Open hasindu2008 opened 2 years ago
Hello @hasindu2008,
Unfortunately this is not readily implementable but should be doable "by hand". I made this design choice a while ago, because I found it to be the least error prone as it assure that the fast5
, fastq
, and bam
matches. But this is indeed less efficient. Please let me know if you want a high level alternate solution.
Best,
Alan
Do you only need the base called read in the FAST5 file generated with --fast5-out
or do you rely on the move table as well?
Basically, we need to be able to execute nanopolish eventalign
for aligning events on the reference. The fastq are extracted and contain the path to the fast5 in each read's header which I found, at the time, to be efficient for indexing. I don't know if this is still the case.
Ohh, I suggest trying replacing nanopolish with f5c and both indexing (no need to have in the header) and event alignment will be much faster (~3-5X) with near-identical results.

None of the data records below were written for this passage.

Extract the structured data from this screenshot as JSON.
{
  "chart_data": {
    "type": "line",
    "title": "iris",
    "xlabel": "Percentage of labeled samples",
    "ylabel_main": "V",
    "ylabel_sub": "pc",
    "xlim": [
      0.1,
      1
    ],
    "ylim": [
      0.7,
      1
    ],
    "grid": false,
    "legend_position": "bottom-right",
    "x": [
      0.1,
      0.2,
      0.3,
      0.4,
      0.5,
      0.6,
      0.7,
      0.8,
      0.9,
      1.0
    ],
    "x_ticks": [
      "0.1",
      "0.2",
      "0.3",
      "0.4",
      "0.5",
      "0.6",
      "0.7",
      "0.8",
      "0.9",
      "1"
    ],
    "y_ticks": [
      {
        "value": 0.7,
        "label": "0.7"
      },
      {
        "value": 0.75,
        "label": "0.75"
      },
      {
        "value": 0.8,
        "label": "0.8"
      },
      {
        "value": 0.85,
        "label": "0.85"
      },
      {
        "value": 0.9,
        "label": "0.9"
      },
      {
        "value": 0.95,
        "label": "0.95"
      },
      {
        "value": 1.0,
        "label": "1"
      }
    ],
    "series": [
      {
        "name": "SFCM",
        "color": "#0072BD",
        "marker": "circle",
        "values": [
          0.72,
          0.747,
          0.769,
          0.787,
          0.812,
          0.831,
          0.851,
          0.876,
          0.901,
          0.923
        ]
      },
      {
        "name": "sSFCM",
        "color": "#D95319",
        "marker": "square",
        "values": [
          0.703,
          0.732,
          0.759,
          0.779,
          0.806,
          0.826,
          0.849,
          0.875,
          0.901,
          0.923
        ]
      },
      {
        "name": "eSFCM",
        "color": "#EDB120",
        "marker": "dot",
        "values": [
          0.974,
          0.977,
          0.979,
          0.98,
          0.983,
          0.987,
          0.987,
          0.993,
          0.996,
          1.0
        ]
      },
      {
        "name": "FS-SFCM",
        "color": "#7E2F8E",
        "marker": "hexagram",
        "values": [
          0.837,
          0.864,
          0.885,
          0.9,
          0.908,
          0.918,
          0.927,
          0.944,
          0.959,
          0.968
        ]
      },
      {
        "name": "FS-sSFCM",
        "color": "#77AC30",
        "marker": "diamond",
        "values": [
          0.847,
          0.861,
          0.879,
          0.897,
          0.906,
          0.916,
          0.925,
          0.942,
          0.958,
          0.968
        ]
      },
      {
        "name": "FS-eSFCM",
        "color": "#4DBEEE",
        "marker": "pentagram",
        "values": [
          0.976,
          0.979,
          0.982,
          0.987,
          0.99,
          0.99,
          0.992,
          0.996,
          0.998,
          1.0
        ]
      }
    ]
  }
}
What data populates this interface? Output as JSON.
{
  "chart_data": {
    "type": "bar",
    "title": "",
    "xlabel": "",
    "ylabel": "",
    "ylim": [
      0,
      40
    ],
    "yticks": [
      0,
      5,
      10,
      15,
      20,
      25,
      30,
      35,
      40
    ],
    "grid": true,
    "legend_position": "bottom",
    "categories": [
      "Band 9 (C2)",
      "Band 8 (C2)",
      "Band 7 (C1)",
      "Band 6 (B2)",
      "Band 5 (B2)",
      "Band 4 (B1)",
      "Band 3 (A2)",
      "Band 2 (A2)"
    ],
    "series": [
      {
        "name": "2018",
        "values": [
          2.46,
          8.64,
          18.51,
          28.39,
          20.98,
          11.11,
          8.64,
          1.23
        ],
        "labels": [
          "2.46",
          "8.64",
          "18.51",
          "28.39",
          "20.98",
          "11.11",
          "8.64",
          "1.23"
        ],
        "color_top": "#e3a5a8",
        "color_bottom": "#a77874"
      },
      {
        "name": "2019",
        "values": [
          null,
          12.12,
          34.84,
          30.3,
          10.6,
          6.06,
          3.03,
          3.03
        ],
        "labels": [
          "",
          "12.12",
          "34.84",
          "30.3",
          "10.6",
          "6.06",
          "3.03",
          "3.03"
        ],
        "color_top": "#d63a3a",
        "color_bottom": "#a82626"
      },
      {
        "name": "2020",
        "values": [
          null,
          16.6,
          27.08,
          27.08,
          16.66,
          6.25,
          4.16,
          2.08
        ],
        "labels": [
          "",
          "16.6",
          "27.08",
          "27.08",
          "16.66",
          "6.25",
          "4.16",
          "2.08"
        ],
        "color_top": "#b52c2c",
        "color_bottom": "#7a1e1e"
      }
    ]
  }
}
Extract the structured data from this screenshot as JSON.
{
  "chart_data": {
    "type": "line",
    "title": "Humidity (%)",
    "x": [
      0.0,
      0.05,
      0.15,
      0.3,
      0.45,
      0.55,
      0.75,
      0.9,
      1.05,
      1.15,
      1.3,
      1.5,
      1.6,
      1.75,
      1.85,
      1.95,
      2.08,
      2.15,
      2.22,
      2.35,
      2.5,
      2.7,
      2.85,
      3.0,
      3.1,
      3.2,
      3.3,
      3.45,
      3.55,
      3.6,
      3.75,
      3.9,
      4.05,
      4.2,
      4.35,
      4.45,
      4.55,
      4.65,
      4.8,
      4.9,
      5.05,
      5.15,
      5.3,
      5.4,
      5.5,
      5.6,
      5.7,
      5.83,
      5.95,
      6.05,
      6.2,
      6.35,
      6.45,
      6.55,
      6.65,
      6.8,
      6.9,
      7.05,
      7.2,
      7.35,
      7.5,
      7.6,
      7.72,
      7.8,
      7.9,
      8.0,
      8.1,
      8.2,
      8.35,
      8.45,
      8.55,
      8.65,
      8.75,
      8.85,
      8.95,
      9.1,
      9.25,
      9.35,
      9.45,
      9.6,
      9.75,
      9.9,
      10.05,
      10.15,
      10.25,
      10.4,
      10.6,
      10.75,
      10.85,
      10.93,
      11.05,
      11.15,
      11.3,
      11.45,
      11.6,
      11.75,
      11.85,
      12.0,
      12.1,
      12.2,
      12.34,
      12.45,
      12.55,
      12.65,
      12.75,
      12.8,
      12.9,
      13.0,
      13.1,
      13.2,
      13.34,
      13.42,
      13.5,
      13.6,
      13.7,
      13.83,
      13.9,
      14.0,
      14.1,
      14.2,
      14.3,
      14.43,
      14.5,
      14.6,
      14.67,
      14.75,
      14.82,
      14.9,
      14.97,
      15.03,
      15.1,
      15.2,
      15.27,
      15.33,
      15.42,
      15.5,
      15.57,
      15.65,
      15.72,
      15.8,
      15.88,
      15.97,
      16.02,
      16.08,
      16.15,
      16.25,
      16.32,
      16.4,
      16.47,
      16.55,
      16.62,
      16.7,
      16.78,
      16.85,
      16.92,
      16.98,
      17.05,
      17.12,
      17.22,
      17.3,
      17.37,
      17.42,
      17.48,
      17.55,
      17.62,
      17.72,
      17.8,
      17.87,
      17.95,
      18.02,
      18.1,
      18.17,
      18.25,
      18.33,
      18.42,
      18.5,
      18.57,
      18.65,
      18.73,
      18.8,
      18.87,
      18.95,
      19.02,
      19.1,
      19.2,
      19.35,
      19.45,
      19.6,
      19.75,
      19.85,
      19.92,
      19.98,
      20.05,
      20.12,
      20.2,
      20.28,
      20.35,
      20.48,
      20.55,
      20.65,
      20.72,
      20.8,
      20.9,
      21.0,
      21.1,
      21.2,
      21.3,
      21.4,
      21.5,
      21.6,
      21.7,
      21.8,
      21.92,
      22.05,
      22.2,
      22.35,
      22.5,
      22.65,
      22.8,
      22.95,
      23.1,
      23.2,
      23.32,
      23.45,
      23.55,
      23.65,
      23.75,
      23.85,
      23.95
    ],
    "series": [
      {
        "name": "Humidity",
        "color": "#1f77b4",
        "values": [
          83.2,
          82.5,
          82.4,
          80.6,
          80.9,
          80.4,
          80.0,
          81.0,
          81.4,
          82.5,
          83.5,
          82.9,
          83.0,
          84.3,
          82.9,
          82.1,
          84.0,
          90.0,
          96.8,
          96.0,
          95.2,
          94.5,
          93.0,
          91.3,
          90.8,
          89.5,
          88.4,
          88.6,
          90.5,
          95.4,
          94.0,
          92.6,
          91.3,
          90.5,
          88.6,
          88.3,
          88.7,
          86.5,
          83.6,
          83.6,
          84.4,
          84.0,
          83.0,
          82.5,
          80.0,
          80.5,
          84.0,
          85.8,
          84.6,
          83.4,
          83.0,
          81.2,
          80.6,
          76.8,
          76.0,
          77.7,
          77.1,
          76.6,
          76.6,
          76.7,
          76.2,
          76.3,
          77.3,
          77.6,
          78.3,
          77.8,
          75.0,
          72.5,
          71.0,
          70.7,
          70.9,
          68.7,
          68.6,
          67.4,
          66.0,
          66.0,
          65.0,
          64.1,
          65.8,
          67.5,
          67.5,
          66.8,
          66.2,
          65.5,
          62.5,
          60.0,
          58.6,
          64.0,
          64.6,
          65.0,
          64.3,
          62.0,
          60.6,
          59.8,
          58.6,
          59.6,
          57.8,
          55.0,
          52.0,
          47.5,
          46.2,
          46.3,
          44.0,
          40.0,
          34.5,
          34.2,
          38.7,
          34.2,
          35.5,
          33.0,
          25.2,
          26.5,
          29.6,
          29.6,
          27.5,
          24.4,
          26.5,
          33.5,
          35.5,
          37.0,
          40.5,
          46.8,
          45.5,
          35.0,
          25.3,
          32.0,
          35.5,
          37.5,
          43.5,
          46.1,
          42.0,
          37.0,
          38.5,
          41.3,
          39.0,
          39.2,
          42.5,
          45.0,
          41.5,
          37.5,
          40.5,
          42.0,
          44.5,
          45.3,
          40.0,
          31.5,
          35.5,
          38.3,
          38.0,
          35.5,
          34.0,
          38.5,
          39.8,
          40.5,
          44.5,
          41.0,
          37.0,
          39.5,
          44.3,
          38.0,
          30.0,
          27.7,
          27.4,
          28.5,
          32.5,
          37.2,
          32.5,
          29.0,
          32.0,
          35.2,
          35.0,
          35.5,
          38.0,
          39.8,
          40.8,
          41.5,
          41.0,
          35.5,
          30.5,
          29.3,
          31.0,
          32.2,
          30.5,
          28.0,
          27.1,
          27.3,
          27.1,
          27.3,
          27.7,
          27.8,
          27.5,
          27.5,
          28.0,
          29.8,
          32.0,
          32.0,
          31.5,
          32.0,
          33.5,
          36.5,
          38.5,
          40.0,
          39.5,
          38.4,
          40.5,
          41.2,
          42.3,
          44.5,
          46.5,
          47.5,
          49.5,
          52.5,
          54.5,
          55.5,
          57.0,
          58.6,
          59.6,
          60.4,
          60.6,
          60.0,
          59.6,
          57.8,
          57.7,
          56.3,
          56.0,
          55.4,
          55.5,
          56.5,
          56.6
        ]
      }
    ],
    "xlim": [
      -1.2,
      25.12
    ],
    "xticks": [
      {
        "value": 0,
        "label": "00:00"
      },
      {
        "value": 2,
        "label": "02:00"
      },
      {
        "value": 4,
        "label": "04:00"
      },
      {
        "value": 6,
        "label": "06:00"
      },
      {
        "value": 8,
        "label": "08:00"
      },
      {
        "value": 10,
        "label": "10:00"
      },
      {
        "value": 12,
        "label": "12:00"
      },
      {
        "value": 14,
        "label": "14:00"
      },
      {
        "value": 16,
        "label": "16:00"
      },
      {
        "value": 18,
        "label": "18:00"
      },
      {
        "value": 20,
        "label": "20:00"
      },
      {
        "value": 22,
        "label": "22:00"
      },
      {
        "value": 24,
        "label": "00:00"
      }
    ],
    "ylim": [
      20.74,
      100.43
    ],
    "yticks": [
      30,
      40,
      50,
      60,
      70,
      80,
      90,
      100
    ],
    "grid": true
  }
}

f5c index -d fast5_dir in_fasta -t num_threads --iop num_threads
f5c eventalign -t num_threads --iop num_threads --scale-events -n -r in_fasta -b in_bam -g tmp_genome
You can make it 10X faster if you switch to BLOW5 format with added advantages such as less backward compatibility headaches and saving a lot of unnecessary dev time. slow5tools can be used to streamline many signal merge/split/get operations and both nanopolish and f5c are compatible with BLOW5 format.
f5c index -t num_threads in_fasta --slow5 signals.blow5
f5c eventalign -t num_threads --iop num_threads --scale-events -n -r in_fasta -b in_bam -g tmp_genome --slow5 signals.blow5
In the previous response, can you please explain what you meant by matching fast5, fastq, and bam matches? Each multi-fast5 files separately run with nanopolish in your script or do you concatenate all the the FASTQ and then run one nanopolish instance?
Hi @touala,
I am having trouble generating files with --fast5-out and so have a similar question. Can you clarify what you mean by "but should be doable by hand"? I may need to go this route. I have basecalled fastq files. I agree with hasindu that this solution may become important since it seems like nanopore is planning to remove the fast5-out option.
Thanks! Emily
@ecpierce Hi, Emily, we ran into the --fast5-out
option deprecation problem ourselves, and we opted to just download an older version of Guppy rather than figuring out a way to be able to use *.fastq
files. As of this writing, it looks like version 6.4.2 is the most recent, but version 6.2.1 is the most recent version prior to the deprecation of the --fast5-out
option in version 6.3+.
@jflopezfernandez thank you for your response! That is the solution I ended up using. It would be useful though if nanodisco developers consider working on a long-term solution so that it will be compatible with even newer Guppy versions in the future. It seems like Dorado uses pod5 format- not sure how that would impact things but I guess something else to consider if nanodisco is going to be actively maintained. Really appreciate this awesome program!
Thank you very much for sharing your experience and solutions to other users, Jose!
For the question from Emily: we are very much encouraged by the broad interests in Nanodisco, and yes we are committed to maintain it in the long term. This being said, because Nanopore software and kits are constantly evolving, our strategy (given the finite resources we have) is to 1) use Singularity to ensure the current package versions are compatible and the entire workflow is reliably working; 2) we do plan to release major upgrades: it would not be frequent (given the nature of nanopore software/kit evolution explained above), but we will do it for major milestones!
Best, Gang
@fanggang that makes sense. I appreciate your work and am glad to hear you are committed to maintaining!
Is it possible to make nanodisco accept a FASTQ file that contains basecalled reads, rather than extracting this from FAST5 files? This way, the need to rebasecall with --fast5-out will no longer be necessary I believe?